Consuming sugary sweetened beverages and food products may, however, negatively alter the
efficacy of physical fitness.
A healthy environment and healthy children imply a healthy future. It is recommended
that the relevant stakeholders like the healthcare team enlist strategic approaches towards
increasing physical fitness and activity for children living or vulnerable to obesity. With
technological advancement, it is encouraged to use electronic medical records (EMRs) to make
appointments like assessing the health condition by taking pulse and blood pressure (Forrest et
al., 2018). Exercise trackers can be used to ensure the patient is exercising.
Individuals and families vulnerable to obesity have received enduring support from the
government, non-government organizations, and other entities, ensuring they live healthy lives.
Charitable organizations have helped provide food and shelter to unprivileged families to help
avoid weak foods that could entice them to obesity. The Power of Produce (POP) Club, for
example, supports the children by giving them $2 once they visit the club to help them purchase
their own vegetables and fruits (Caballero et al., 2018). The upscale of funds and support to the
vulnerable families have significantly reduced their vulnerabilities to obesity as they can afford
healthy foods. Introducing regulations on the sale and advertisement of sugary and fast-food
products can help reduce the risks of obesity since the foods associated with obesity and
overweight become scarce. It will promote healthy meals. It is recommended that the
government follow up to ensure the laws have been complied with, and those breaking the law
should face the consequences.
Educating the children and the community on a healthy diet and how to prevent
themselves from becoming obese should be a concern. By providing children with education,
they learn the role of different foods in their bodies and their impact on their future health. Many
people make wrong food choices because they lack that knowledge. Education and obesity have
a significant correlation; the higher the rate of education, the lower the rate of obesity. Many
children and adults who get an education tend to make the right choice. In research conducted by
Kahan and Manson (2019), among adults, it was found that adults who did not attend high school
had a 35.5% chance of getting obesity while college graduates had a 22.2% chance of getting
obesity. Therefore, education plays a significant part in preventing obesity among children by
providing nutrition education for healthy food choices, serving healthy foods with adequate
nutrients and calories, and offering opportunities for physical activity. It is recommended that the
parents be role models to their children by not encouraging them to consume sugary sweetened
and fat foods. They should actively involve the children in food choices.

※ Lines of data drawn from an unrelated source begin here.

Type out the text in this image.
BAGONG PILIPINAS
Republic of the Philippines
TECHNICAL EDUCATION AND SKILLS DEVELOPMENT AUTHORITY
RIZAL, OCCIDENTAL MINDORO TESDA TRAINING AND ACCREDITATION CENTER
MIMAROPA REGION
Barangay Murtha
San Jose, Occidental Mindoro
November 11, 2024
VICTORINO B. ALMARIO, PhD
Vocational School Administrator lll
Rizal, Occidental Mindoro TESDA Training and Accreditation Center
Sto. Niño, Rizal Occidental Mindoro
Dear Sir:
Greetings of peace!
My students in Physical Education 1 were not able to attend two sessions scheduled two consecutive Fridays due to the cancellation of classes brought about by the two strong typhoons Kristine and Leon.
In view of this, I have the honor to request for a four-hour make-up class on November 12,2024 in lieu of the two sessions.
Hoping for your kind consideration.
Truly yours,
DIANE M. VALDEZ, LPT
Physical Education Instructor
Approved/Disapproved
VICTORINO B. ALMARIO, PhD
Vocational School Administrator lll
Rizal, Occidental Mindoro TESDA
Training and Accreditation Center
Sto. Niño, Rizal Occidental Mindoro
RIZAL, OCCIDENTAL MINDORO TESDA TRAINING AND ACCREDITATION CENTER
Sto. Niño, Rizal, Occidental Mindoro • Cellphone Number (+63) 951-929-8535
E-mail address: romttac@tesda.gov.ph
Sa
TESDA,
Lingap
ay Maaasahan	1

Childhood obesity has been noted as a serious condition affecting young children
worldwide. As a chronic disease, the condition is becoming a threat not only to children but also
to adults. Many children exposed to the obese and overweight also find their health exposed to
other severe risks like hypertension, coronary heart disease, type 2 diabetes, among other
consequences. Since the outbreak of covid-19, the UK Ministry of Health has identified
overweight or obese people at high risk. Hamer et al. (2020) reported that in 2021, out of the
10465 patients admitted with covid-19, 73.7% had obesity or overweight issues. Young
populations with BMI above 30 were also at the risk of worse outcomes as they were twice likely
to be admitted to the ICU compared to those with BMI under 30 (Astbury et al., 2021).
Even though childhood obesity has been a major challenge, various interventions have
been established to help deal with childhood obesity. Education has been introduced to provide
families and children with the knowledge on the best food choices to avoid obesity and
overweight. Additionally, physical activities among children have been noted to play an essential
role in losing weight. Communities and government have also pooled their efforts towards
supporting sports and athletic events at the local levels. The application of the behavioral change
model has been phenomenal in minimizing the risks of obesity and overweight.